D’où les trois adversaires auxquels L’Anti-Oedipe se trouve confronté. Trois adversaires qui n’ont pas la même force, qui représentent des degrés divers de menace, et que le livre combat par des moyens différents.

1. Les ascètes politiques, les militants moroses, les terroristes de la théorie, ceux qui voudraient préserver l’ordre pur de la politique et du discours politique. Les bureaucrates de la révolution et les fonctionnaires de la Vérité.

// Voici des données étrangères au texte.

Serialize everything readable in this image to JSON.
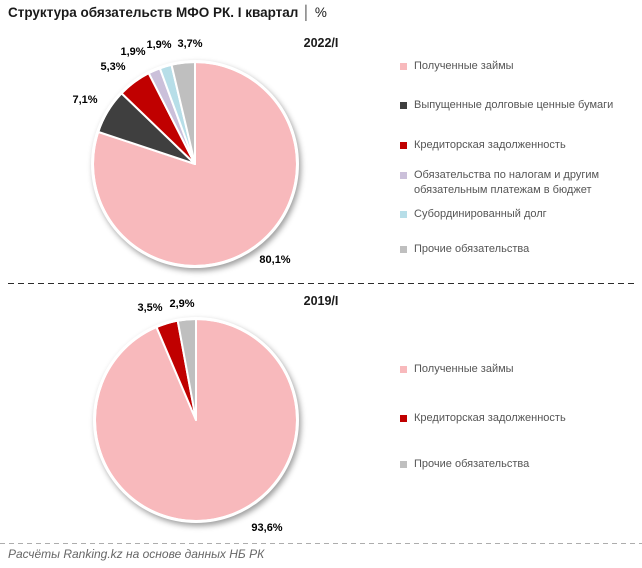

2. Les pitoyables techniciens du désir - les psychanalystes et les sémiologues qui enregistrent chaque signe et chaque symptôme, et qui voudraient réduire l’organisation multiple du désir à la loi binaire de la structure et du manque.

3. Enfin, l’ennemi majeur, l’adversaire stratégique (alors que l’opposition de L’Anti-Oedipe à ses autres ennemis constitue plutôt un engagement tactique) : le fascisme. Et non seulement le fascisme historique de Hitler et de Mussolini - qui a su si bien mobiliser et utiliser le désir des masses - mais aussi les fascisme qui est en nous tous, qui hante nos esprits et nos conduites quotidiennes, le fascisme qui nous fait aimer le pouvoir, désirer cette chose même qui nous domine et nous exploite.

Je dirais que L’Anti-Oedipe (puissent ses auteurs me pardonner) est un livre d’éthique, le premier livre d’éthique que l’on ait écrit en France depuis assez longtemps (c’est peut-être la raison pour laquelle son succès ne s’est pas limité à un « lectorat » particulier : être anti-Oedipe est devenu un style de vie, un mode de pensée et de vie). Comment faire pour ne pas devenir fasciste même quand (surtout quand) on croit être un militant révolutionnaire ? Comment débarrasser notre discours et nos actes, nos cœurs et nos plaisirs, du fascisme ? Comment débusquer le fascisme qui s’est incrusté dans notre comportement ? Les moralistes chrétiens cherchaient les traces de la chair qui s’étaient logées dans les replis de l’âme. Deleuze et Guatari, pour leur part, guettent les traces les plus infimes du fascisme dans le corps.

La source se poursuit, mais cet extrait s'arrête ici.